#38 マドウマ星人の謎
マドウマ星。地球に似た星で、平和主義者のマドウマ星人達が暮らしている。
が、マドウマ星人クイーン・テルミンと二人の大臣が、怪しい動きをしていた。
「クイーン・テルミン、ヴェルデ星からアリーヤ・カルティエの船が来ます」
「やっかいだな」
三日月形の角が垂れ下がるクイーン・テルミンたち3人のヒューマノイド……マドウマ星人たちは立ち上がり、暗闇でひじを曲げたまま、平手を上にかざした。彼女たち3人の丸い複眼がうねうねと動いた。
マドウマ星の大気は穏やかだった。地球に似た緑の大地と青い海。だがその平和的な風景の裏で、王宮の一室には不釣り合いな緊張が張り詰めていた。
「アリーヤ・カルティエか。あの小娘がヴェルデ星をかぎまわったということは、我々の計画に気付いたかもしれんな」
「ガルグイユの偽装工作は予定通り完了しております。しかし、このままでは我が星が侵略の標的に……」
3人の複眼がぐるぐる回る。クイーン・テルミンが無機質な、しかし感情のこもった声で言った。
「心配するな、むしろ好都合だ。指輪の奪い合いでアリーヤとガルグイユが潰しあってくれれば、最後に笑うのは我々よ」
クイーン・テルミンの傍らには、ヴェルデ星で使われたものと同じ「マドウマ軍」のエンブレムが刻まれた旗が置かれていた。
「歓迎してやれ。盛大に。-罠の中でな。」
マドウマ星に迫るスコーピオン号。その進路上に、不穏な影が忍び寄っていた。
マドウマ星への着陸は拍子抜けするほど平穏だった。管制からは丁寧な誘導、港には花の飾り付き。まるで大切なお客様を迎え入れるかのような待遇だ。ターミナルにはマドウマ星人の市民がずらりと並び、子どもたちが風船を配り歩き、マドウマ星人の楽団が陽気な音楽を奏でていた。アリーヤと隊員たちは戸惑った。アリーヤがナリナァに耳打ちする。
「……なんか、すごい歓迎されてない?」
ナリナァは杖に体重を預けたまま、マドウマ星人市民たちの笑顔を1人1人観察していた。

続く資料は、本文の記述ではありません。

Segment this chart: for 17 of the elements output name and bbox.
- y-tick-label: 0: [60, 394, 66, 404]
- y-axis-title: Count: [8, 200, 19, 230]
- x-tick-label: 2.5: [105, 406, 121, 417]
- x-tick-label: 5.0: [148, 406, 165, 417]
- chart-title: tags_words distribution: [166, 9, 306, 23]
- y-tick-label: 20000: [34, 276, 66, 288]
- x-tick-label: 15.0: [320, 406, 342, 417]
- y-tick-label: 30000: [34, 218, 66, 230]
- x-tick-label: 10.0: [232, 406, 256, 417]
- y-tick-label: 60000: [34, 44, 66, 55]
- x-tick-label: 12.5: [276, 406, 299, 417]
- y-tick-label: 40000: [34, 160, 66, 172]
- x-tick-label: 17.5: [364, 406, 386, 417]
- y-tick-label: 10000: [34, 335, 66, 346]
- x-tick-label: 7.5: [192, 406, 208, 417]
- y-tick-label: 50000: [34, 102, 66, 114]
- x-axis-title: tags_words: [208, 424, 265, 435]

「それが逆に気持ち悪いね。あたしたちが来るのを知ってたみたいだ。」
その時、市長を名乗るマドウマ星人が近づいてきた。
「ようこそマドウマ星へ、救助隊のみなさん!クイーン・テルミンがぜひ皆さんにお会いしたいと申しておりまして。王宮でささやかなながら宴をご用意しております。さ、どうぞどうぞ!」
ナリナァはアリーヤの耳元でささやいた。
「隊を2手に分けな。全員でノコノコ行くのは……」
アリーヤがにやりと笑って返した。
「全員でノコノコ行くのは馬鹿のやること、でしょ?じゃ、私はマドウマ星の調査をするよ。ナリナァは王宮に行って」
それを聞いて、ナリナァもにやりとした。
「分かってるじゃないか」
隊をアリーヤ班とナリナァ班に分け、アリーヤ班はスコーピオン号に残っているジュリア副長班と連絡を取った。副長がフローラ隊員らと共にマドウマ星全域を簡易スキャンしていた。マヤ隊員が開発した、新たなシステムだ。副長がアリーヤに伝える。

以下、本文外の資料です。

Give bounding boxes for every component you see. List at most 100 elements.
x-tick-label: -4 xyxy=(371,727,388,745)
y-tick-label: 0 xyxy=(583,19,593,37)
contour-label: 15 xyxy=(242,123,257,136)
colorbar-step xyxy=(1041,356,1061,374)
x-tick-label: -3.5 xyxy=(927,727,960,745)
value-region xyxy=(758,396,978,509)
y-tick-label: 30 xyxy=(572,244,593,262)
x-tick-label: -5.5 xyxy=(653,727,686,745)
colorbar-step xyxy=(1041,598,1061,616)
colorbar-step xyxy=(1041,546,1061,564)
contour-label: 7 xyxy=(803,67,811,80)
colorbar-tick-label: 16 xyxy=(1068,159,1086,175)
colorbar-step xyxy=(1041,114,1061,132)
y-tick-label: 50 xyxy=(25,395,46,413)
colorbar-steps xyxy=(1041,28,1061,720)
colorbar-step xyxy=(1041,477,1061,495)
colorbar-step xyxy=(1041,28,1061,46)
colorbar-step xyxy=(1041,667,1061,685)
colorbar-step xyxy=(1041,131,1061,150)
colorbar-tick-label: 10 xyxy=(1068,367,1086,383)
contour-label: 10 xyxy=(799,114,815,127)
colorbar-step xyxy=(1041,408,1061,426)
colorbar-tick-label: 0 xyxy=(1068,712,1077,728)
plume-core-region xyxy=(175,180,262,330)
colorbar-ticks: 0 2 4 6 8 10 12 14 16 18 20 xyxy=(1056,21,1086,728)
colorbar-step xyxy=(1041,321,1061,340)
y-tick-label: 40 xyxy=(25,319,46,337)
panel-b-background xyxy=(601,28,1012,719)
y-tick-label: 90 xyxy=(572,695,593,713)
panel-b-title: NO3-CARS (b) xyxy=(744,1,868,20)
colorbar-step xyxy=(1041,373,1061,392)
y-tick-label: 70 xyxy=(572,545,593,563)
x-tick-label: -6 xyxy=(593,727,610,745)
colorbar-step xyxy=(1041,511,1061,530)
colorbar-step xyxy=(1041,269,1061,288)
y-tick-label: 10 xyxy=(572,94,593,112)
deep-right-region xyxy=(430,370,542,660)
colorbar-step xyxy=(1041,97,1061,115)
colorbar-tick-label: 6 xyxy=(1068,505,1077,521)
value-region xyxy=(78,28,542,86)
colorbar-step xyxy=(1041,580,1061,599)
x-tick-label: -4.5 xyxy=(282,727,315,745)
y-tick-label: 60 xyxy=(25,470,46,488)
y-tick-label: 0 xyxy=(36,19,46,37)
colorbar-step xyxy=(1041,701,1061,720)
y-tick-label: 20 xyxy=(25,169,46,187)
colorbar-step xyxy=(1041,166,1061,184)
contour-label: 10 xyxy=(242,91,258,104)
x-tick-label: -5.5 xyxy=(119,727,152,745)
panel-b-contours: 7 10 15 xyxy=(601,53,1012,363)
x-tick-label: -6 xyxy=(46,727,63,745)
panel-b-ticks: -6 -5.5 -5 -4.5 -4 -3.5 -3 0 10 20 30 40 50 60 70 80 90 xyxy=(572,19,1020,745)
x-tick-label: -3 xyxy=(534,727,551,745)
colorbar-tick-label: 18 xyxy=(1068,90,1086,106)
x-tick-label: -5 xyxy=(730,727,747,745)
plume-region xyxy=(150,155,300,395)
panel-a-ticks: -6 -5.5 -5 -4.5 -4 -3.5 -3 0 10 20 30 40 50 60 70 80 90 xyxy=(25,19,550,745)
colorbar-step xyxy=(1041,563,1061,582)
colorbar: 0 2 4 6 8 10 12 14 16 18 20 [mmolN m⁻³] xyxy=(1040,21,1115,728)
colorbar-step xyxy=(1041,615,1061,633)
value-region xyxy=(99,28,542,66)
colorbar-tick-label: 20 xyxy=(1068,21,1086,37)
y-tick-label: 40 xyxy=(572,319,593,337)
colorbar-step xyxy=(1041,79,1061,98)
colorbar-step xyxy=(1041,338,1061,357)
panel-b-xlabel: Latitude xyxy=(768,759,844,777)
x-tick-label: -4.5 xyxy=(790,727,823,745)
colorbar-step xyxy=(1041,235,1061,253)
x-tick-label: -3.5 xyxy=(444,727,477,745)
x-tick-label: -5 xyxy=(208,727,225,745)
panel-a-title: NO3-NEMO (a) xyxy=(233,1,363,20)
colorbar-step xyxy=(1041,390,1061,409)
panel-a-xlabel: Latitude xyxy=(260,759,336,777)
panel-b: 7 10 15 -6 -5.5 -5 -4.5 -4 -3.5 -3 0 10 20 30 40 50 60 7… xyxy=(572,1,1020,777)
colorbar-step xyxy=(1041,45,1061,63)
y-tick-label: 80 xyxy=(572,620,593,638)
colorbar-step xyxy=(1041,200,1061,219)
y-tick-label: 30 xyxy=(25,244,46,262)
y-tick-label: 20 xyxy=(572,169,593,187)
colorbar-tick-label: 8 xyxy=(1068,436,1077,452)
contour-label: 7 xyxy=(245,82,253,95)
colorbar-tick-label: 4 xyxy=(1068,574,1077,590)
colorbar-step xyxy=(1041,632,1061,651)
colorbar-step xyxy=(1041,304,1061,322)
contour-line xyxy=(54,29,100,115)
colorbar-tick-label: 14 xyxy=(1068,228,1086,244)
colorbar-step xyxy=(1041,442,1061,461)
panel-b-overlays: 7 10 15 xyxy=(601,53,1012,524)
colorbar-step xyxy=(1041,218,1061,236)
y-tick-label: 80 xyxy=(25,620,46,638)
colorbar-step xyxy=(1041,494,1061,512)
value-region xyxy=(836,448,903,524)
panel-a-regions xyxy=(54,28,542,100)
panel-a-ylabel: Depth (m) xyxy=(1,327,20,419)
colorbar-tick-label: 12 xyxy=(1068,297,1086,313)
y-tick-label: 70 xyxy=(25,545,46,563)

「隊長、惑星マドウマの北部の林に不自然な建造物を確認。」
「そこに何か隠してるってわけね」
「まだ断定はできません。お気をつけて」
通信が切れた。電波が乱れているようだ。
マドウマ星・北部の林に行く、アリーヤ班。林の途中で翼竜・ウチュウランフォリンクスの群れが木々の隙間から飛び出した瞬間、隊員たちは悲鳴を上げた。翼開長5メートルはある翼竜が5頭、旋回しながら急降下してくる。
「うわっ、なんだこいつら!?」
1頭が隊員の肩をかすめ、かぎづめが装甲服を引き裂いた。浅い傷だが血がにじむ。残り4頭は低空を這うように滑空し、隊列を分断しようとしていた。明確な敵意。野生動物の本能的な襲撃ではない―統率された動きだった。アリーヤは隊員たちに指示を飛ばす。
「固まって!散らばったら撃破される!」
アリーヤが叫んだ瞬間、茂みの中にもう1つの影。6頭目-だがそいつは襲ってこなかった。そのウチュウランフォリンクスは隊から少し離れた岩の上に止まり、じっとこちらを見つめていた。首に金属製のタグがぶら下がっている。人工飼育の証だ。誰かのペットか、あるいは―監視用か。
「隊長、あいつだけ動かねぇぞ!」
一方そのころ、王宮ではナリナァ率いる別動隊が豪華な晩餐の席に通されていた。